Wilkars W, Wollberg J, Mohr E, Han M, Chetkovich DM, Bähring R, Bender RA
(2014) FASEB J 28: 2177-90
MeSH Terms: Amino Acid Motifs, Animals, Brain, Cell Membrane, Down-Regulation, Electrophysiology, Endosomal Sorting Complexes Required for Transport, Female, Gene Expression Regulation, Glycosylation, HEK293 Cells, Humans, Hyperpolarization-Activated Cyclic Nucleotide-Gated Channels, Nedd4 Ubiquitin Protein Ligases, Oocytes, Protein Structure, Tertiary, Rats, Rats, Wistar, Receptors, Cytoplasmic and Nuclear, Ubiquitin-Protein Ligases, Xenopus Proteins, Xenopus laevis
Show Abstract · Added April 2, 2019
HCN channels are important regulators of neuronal excitability. The proper function of these channels is governed by various mechanisms, including post-translational modifications of channel subunits. Here, we provide evidence that ubiquitination via a ubiquitin ligase, neuronal precursor cell expressed developmentally downregulated (Nedd)-4-2, is involved in the regulation of hyperpolarization-activated cyclic nucleotide-gated (HCN) channels. We identified a PY motif (L/PPxY), the characteristic binding motif for Nedd4-2 in the C terminus of the HCN1 subunit, and showed that HCN1 and Nedd4-2 interacted both in vivo (rat hippocampus, neocortex, and cerebellum) and in vitro [human embryonic kidney 293 (HEK293) cells], resulting in increased HCN1 ubiquitination. Elimination of the PY motif reduced, but did not abolish, Nedd4-2 binding, which further involved a stretch of ∼100 aa downstream in the HCN1 C terminus.
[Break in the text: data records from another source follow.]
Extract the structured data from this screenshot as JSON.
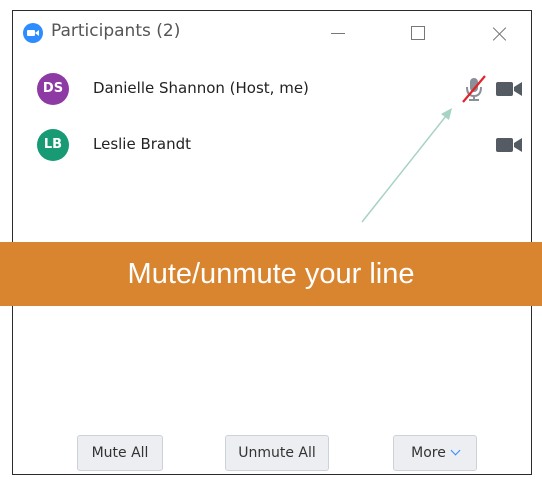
{
  "window": {
    "title": "Participants (2)"
  },
  "participants": [
    {
      "initials": "DS",
      "name": "Danielle Shannon (Host, me)",
      "avatar_color": "#8e3aa5",
      "muted": true
    },
    {
      "initials": "LB",
      "name": "Leslie Brandt",
      "avatar_color": "#189a74",
      "muted": false
    }
  ],
  "annotation": {
    "text": "Mute/unmute your line",
    "color": "#d9852f"
  },
  "footer": {
    "mute_all": "Mute All",
    "unmute_all": "Unmute All",
    "more": "More"
  },
  "icons": {
    "app": "zoom-logo-icon",
    "mic": "microphone-muted-icon",
    "video": "video-camera-icon"
  }
}
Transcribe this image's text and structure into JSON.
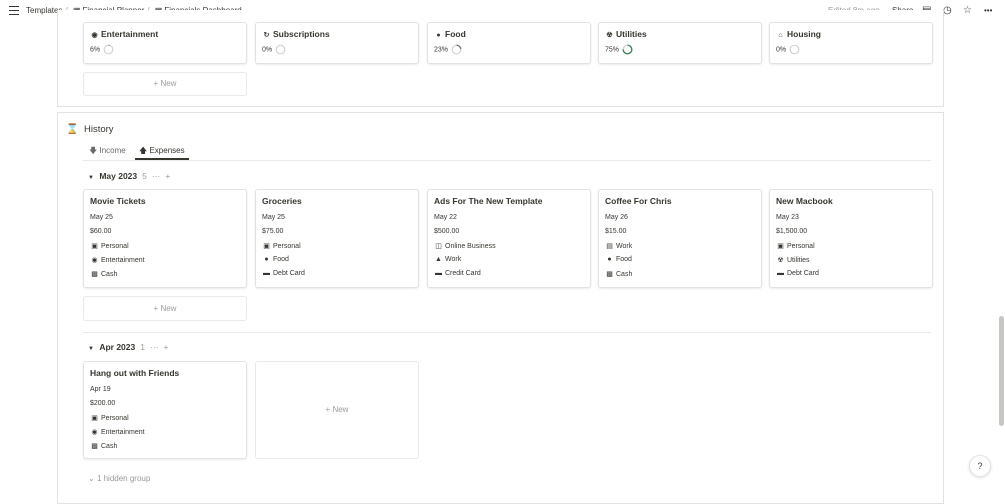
{
  "breadcrumb": {
    "items": [
      {
        "icon": "",
        "label": "Templates"
      },
      {
        "icon": "planner-icon",
        "label": "Financial Planner"
      },
      {
        "icon": "planner-icon",
        "label": "Financials Dashboard"
      }
    ],
    "separator": "/"
  },
  "topbar": {
    "edited": "Edited 8m ago",
    "share": "Share",
    "more": "•••"
  },
  "budget_cards": [
    {
      "title": "Entertainment",
      "icon": "entertainment-icon",
      "percent": "6%",
      "progress": 0.06
    },
    {
      "title": "Subscriptions",
      "icon": "subscriptions-icon",
      "percent": "0%",
      "progress": 0.0
    },
    {
      "title": "Food",
      "icon": "food-icon",
      "percent": "23%",
      "progress": 0.23
    },
    {
      "title": "Utilities",
      "icon": "utilities-icon",
      "percent": "75%",
      "progress": 0.75
    },
    {
      "title": "Housing",
      "icon": "housing-icon",
      "percent": "0%",
      "progress": 0.0
    }
  ],
  "new_label": "+ New",
  "history": {
    "title": "History",
    "tabs": [
      {
        "label": "Income",
        "icon": "arrow-down-icon",
        "active": false
      },
      {
        "label": "Expenses",
        "icon": "arrow-up-icon",
        "active": true
      }
    ],
    "groups": [
      {
        "label": "May 2023",
        "count": "5",
        "more": "···",
        "add": "+",
        "cards": [
          {
            "title": "Movie Tickets",
            "date": "May 25",
            "amount": "$60.00",
            "category": "Personal",
            "type": "Entertainment",
            "payment": "Cash"
          },
          {
            "title": "Groceries",
            "date": "May 25",
            "amount": "$75.00",
            "category": "Personal",
            "type": "Food",
            "payment": "Debt Card"
          },
          {
            "title": "Ads For The New Template",
            "date": "May 22",
            "amount": "$500.00",
            "category": "Online Business",
            "type": "Work",
            "payment": "Credit Card"
          },
          {
            "title": "Coffee For Chris",
            "date": "May 26",
            "amount": "$15.00",
            "category": "Work",
            "type": "Food",
            "payment": "Cash"
          },
          {
            "title": "New Macbook",
            "date": "May 23",
            "amount": "$1,500.00",
            "category": "Personal",
            "type": "Utilities",
            "payment": "Debt Card"
          }
        ]
      },
      {
        "label": "Apr 2023",
        "count": "1",
        "more": "···",
        "add": "+",
        "cards": [
          {
            "title": "Hang out with Friends",
            "date": "Apr 19",
            "amount": "$200.00",
            "category": "Personal",
            "type": "Entertainment",
            "payment": "Cash"
          }
        ]
      }
    ],
    "hidden_groups": "1 hidden group"
  },
  "help": "?",
  "colors": {
    "progress_green": "#448361",
    "ring_track": "#d3d2cf"
  }
}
Coexpression of Nedd4-2 and HCN1 drastically reduced the HCN1-mediated h-current amplitude (85-92%) in Xenopus laevis oocytes and reduced surface expression (34%) of HCN1 channels in HEK293 cells, thereby opposing effects of tetratricopeptide repeat-containing Rab8b interacting protein (TRIP8b)-(1a-4), an auxiliary subunit that promotes HCN1 surface expression. Regulation may further include N-glycosylation of HCN1 channels, which is significantly enhanced by TRIP8b(1a-4), but may be reduced by Nedd4-2. Taken together, our data indicate that Nedd4-2 plays an important role in the regulation of HCN1 trafficking and may compete with TRIP8b(1a-4) in this process.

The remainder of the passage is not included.